Usually, when things go wrong with a payment you would contact the company with whom you have a contract. So, for example if you buy a jumper from a shop and it has taken two payments you would contact the shop.
However, Visa has stated that customers affected by the issues should contact their banks. There is still confusion around regarding what you should do. But in reality, given the current advice (which is not much) from Visa and banks you should contact your bank in the first instance.
Visa made a statement on Twitter on 02 June 2018. It has not tweeted since (as of 07 June 2018) except to respond to all queries with details for the customer services team.
We’re aware some cardholders may have pending transactions that could be limiting their spending ability. We are working with your banks to resolve this. You should not be charged for transactions that did not complete https://t.co/UNLaJHixV7
— Visa UK (@VisaUK) June 2, 2018
In order to claim you will need to show copies of the transactions and any other evidence to show it was failure and should not have gone through. You should have been given a “receipt” to show that the transaction was cancelled. In the case of online purchases, you won’t necessarily have this but you will have a copy of the actual purchase if it finally went through. Show the copy of the receipt from where you paid in cash too.
You should allow 7 days for pending transactions to leave from your account. So it may be worth you checking with your bank to speed up the cancellation of any pending ones.
You should also send copies of anything that proves you were left out of pocket too. So for example, phone calls regarding the issue, bank charges because you went overdrawn due to the bank taking too much money etc.
If you don’t get satisfaction form the bank’s customer service, or let’s face it they are going to be a bit busy and you want to get to the front of the queue you can contact the CEO. Contact details for banks can be found here on the ceoemail.com website. You won’t get a response from the CEO but it will be escalated to his or her team.
Government interest in the VISA outage
There has been much discussion, including calls for the CEO of Visa Europe to face questions from Parliament. Nicky Morgan the Treasury Committee chairman wrote to the Visa CEO asking a number of questions. Visa has until 15 June 2018 to respond. After this time if the responses are not satisfactory Morgan has said that the CEO, Charlotte Hogg may be requested to provide oral evidence.
Hogg has been asked:
- To explain what is being done to prevent anything like this happening again.
- To specify how many cards were affected once the issue was resolved.
- If any customers had money leave from their accounts despite the transactions not being completed. (We now know that they have so the question should be how many).

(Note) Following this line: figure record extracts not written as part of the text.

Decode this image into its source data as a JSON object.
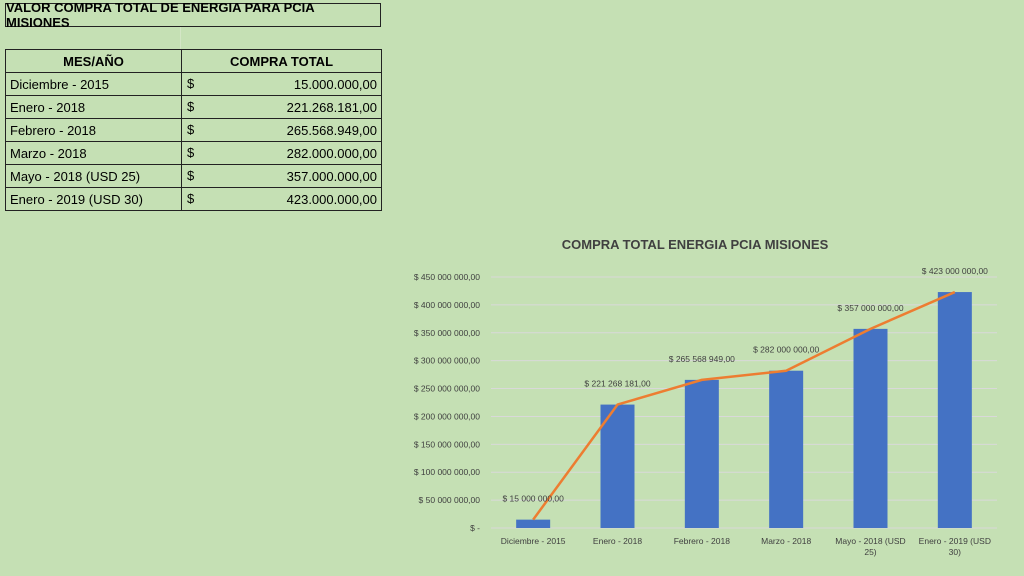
{
  "table": {
    "title": "VALOR COMPRA TOTAL DE ENERGIA PARA PCIA MISIONES",
    "headers": [
      "MES/AÑO",
      "COMPRA TOTAL"
    ],
    "currency_symbol": "$",
    "rows": [
      {
        "mes": "Diciembre - 2015",
        "total": "15.000.000,00"
      },
      {
        "mes": "Enero - 2018",
        "total": "221.268.181,00"
      },
      {
        "mes": "Febrero - 2018",
        "total": "265.568.949,00"
      },
      {
        "mes": "Marzo - 2018",
        "total": "282.000.000,00"
      },
      {
        "mes": "Mayo - 2018 (USD 25)",
        "total": "357.000.000,00"
      },
      {
        "mes": "Enero - 2019 (USD 30)",
        "total": "423.000.000,00"
      }
    ]
  },
  "chart_data": {
    "type": "bar",
    "title": "COMPRA TOTAL ENERGIA PCIA MISIONES",
    "categories": [
      [
        "Diciembre - 2015"
      ],
      [
        "Enero - 2018"
      ],
      [
        "Febrero - 2018"
      ],
      [
        "Marzo - 2018"
      ],
      [
        "Mayo - 2018 (USD",
        "25)"
      ],
      [
        "Enero - 2019 (USD",
        "30)"
      ]
    ],
    "values": [
      15000000,
      221268181,
      265568949,
      282000000,
      357000000,
      423000000
    ],
    "data_labels": [
      "$ 15 000 000,00",
      "$ 221 268 181,00",
      "$ 265 568 949,00",
      "$ 282 000 000,00",
      "$ 357 000 000,00",
      "$ 423 000 000,00"
    ],
    "overlay_line": true,
    "ylim": [
      0,
      450000000
    ],
    "yticks": [
      0,
      50000000,
      100000000,
      150000000,
      200000000,
      250000000,
      300000000,
      350000000,
      400000000,
      450000000
    ],
    "ytick_labels": [
      "$ -",
      "$ 50 000 000,00",
      "$ 100 000 000,00",
      "$ 150 000 000,00",
      "$ 200 000 000,00",
      "$ 250 000 000,00",
      "$ 300 000 000,00",
      "$ 350 000 000,00",
      "$ 400 000 000,00",
      "$ 450 000 000,00"
    ],
    "grid": true,
    "colors": {
      "bar": "#4472c4",
      "line": "#ed7d31",
      "grid": "#d9d9d9",
      "text": "#404040"
    }
  }
}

- If both customers and businesses will receive compensation due to the inconvenience. (It is worth noting that many businesses lost huge amounts of money in lost trade and they will more than likely seek to claim their losses. Whether Visa will publicly announce their plans to do this or wait for customers and businesses to request this to lessen the amount they pay out remains to be seen!)
Visa and humour
Whilst thousands of consumers and businesses struggled on Friday some people used the issue to show off some brilliant wit! I love these:
— Nick Harvey (@mrnickharvey) June 1, 2018
and if you go to the thread on this one the replies are pretty good too!
While #Visa payments are down, we should spare a thought for all the retail workers who will have to feign amusement as every customer without fail remarks that they 'guess it must be free then'.

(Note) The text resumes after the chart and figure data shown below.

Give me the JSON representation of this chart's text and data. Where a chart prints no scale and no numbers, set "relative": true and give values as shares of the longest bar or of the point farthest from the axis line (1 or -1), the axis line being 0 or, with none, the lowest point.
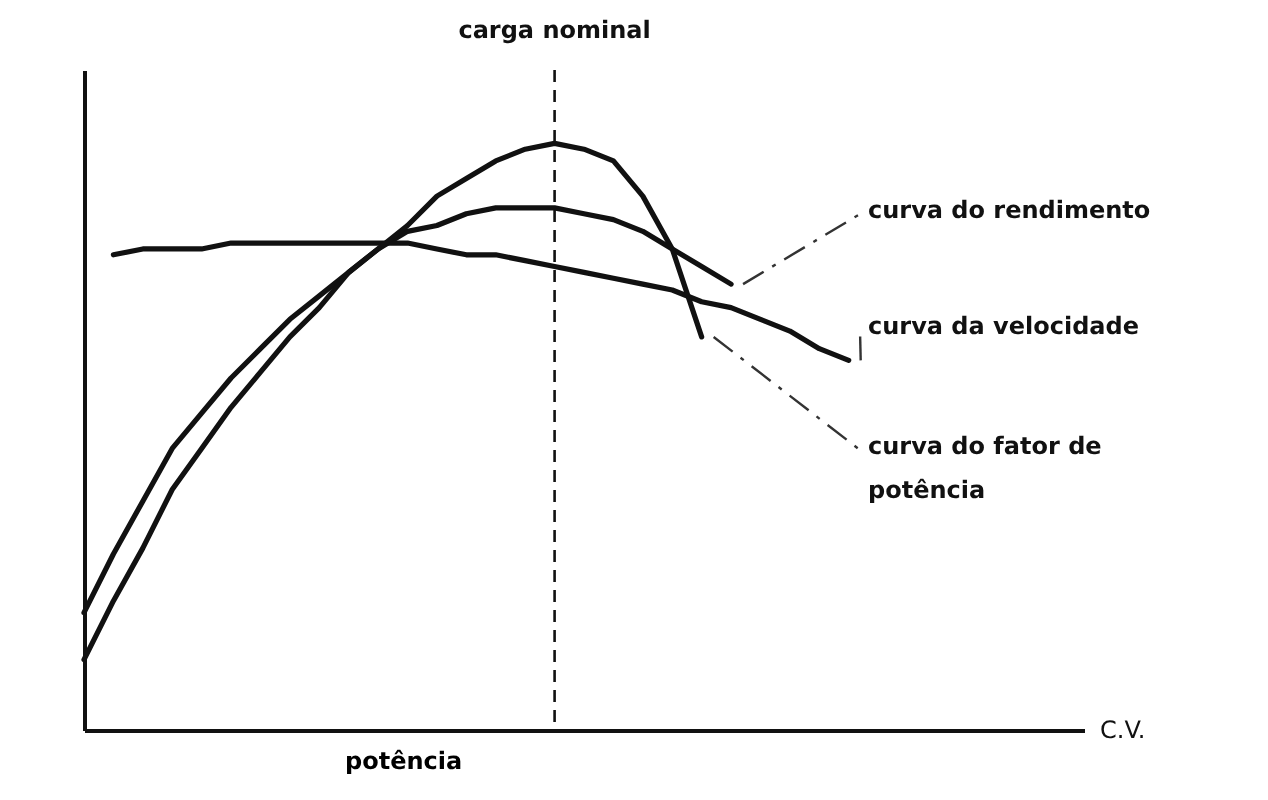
{
  "chart_data": {
    "type": "line",
    "relative": true,
    "xlabel": "potência",
    "legend": false,
    "grid": false,
    "marker": "none",
    "line_style": "solid",
    "categories": [
      null,
      null,
      null,
      null,
      null,
      null,
      null,
      null,
      null,
      null,
      null,
      null,
      null,
      null,
      null,
      null,
      null,
      null,
      null,
      null,
      null,
      null,
      null,
      null,
      null,
      null,
      null,
      null,
      null,
      null,
      null,
      null,
      null,
      null,
      null
    ],
    "series": [
      {
        "name": "curva do rendimento",
        "color": "#111111",
        "values": [
          0.2,
          0.3,
          0.39,
          0.48,
          0.54,
          0.6,
          0.65,
          0.7,
          0.74,
          0.78,
          0.82,
          0.85,
          0.86,
          0.88,
          0.89,
          0.89,
          0.89,
          0.88,
          0.87,
          0.85,
          0.82,
          0.79,
          0.76,
          null,
          null,
          null,
          null,
          null,
          null,
          null,
          null,
          null,
          null,
          null,
          null
        ]
      },
      {
        "name": "curva da velocidade",
        "color": "#111111",
        "values": [
          null,
          0.81,
          0.82,
          0.82,
          0.82,
          0.83,
          0.83,
          0.83,
          0.83,
          0.83,
          0.83,
          0.83,
          0.82,
          0.81,
          0.81,
          0.8,
          0.79,
          0.78,
          0.77,
          0.76,
          0.75,
          0.73,
          0.72,
          0.7,
          0.68,
          0.65,
          0.63,
          null,
          null,
          null,
          null,
          null,
          null,
          null,
          null
        ]
      },
      {
        "name": "curva do fator de\npotência",
        "color": "#111111",
        "values": [
          0.12,
          0.22,
          0.31,
          0.41,
          0.48,
          0.55,
          0.61,
          0.67,
          0.72,
          0.78,
          0.82,
          0.86,
          0.91,
          0.94,
          0.97,
          0.99,
          1,
          0.99,
          0.97,
          0.91,
          0.82,
          0.67,
          null,
          null,
          null,
          null,
          null,
          null,
          null,
          null,
          null,
          null,
          null,
          null,
          null
        ]
      }
    ],
    "annotations": [
      {
        "text": "carga nominal"
      },
      "C.V."
    ]
  }
}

— Ryan Barrett (@Ryanbrrtt) June 1, 2018
However, the Visa social media showed none of the humour displayed from KFC earlier in the year when they faced complaints about no chicken.
Hi Susan. Our consumer enquiries team are on hand to answer your questions. Please contact the team on email@example.com
— Visa UK (@VisaUK) June 7, 2018
This response was the standard response to every query since the outage! So don’t expect help from the Visa social media team!